The most common use of vehicle tracking systems is in commercial fleet management. These systems were initially used by haulage companies to gain an advantage over their competitors. They are now common in in-house commercial fleets. The systems can promote fuel efficiency and route completion times by automatically adjusting vehicle routes based on data from not just current location but also third party data on traffic conditions, as well as factors such as driver break requirements.
Buses run by public transit authorities, or in some countries such as the UK by commercial fleets regulated by city councils, often use vehicle tracking systems to provide expected arrival times to customers. These systems can also allow fleet controllers to instruct drivers to wait to space out services and to divert routes when there is heavy traffic, accidents or road closures.
Company salesforce employees and agents can also benefit from the use of vehicle tracking systems. These are used in conjunction with satellite navigation systems to help find locations in unfamiliar regions.
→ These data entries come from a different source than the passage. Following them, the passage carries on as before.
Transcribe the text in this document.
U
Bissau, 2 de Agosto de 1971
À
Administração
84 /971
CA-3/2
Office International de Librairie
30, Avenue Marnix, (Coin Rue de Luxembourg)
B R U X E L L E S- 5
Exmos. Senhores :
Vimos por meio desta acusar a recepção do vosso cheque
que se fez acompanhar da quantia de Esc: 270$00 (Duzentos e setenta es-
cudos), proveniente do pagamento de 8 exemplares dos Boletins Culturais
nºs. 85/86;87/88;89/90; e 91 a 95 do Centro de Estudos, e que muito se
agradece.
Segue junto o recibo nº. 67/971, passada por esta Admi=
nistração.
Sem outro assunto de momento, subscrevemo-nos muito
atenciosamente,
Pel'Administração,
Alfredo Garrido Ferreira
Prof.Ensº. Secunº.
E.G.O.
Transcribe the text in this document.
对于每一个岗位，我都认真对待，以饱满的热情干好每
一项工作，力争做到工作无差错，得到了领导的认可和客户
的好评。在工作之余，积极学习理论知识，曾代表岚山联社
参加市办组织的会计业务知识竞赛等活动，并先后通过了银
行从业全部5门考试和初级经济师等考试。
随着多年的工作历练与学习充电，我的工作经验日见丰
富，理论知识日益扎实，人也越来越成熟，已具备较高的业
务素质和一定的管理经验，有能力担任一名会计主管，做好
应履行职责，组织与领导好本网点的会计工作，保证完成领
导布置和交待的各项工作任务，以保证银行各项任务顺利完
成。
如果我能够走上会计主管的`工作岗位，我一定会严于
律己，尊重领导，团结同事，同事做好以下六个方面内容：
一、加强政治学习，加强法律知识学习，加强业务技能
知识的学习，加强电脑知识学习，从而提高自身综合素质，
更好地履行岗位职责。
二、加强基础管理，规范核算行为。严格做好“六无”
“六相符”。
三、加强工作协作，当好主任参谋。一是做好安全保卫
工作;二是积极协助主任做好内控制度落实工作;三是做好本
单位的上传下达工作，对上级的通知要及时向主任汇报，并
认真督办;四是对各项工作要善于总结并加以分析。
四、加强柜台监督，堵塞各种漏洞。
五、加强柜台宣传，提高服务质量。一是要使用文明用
They can also be used to automatically adjust schedules and ternaries based on completed visits in a manner that ensures fuel efficiency and lessens the driving time between destinations.
Vehicle tracking systems are used by both fleets and individual private customers in the prevention of vehicle theft. Tracked vehicles that have been reported stolen can be tracked to their current location unless the device is removed. Even in cases where the information has been removed, the information can still be retrieved prior to removal and can be used to track down thieves when combined with CCTV footage on route.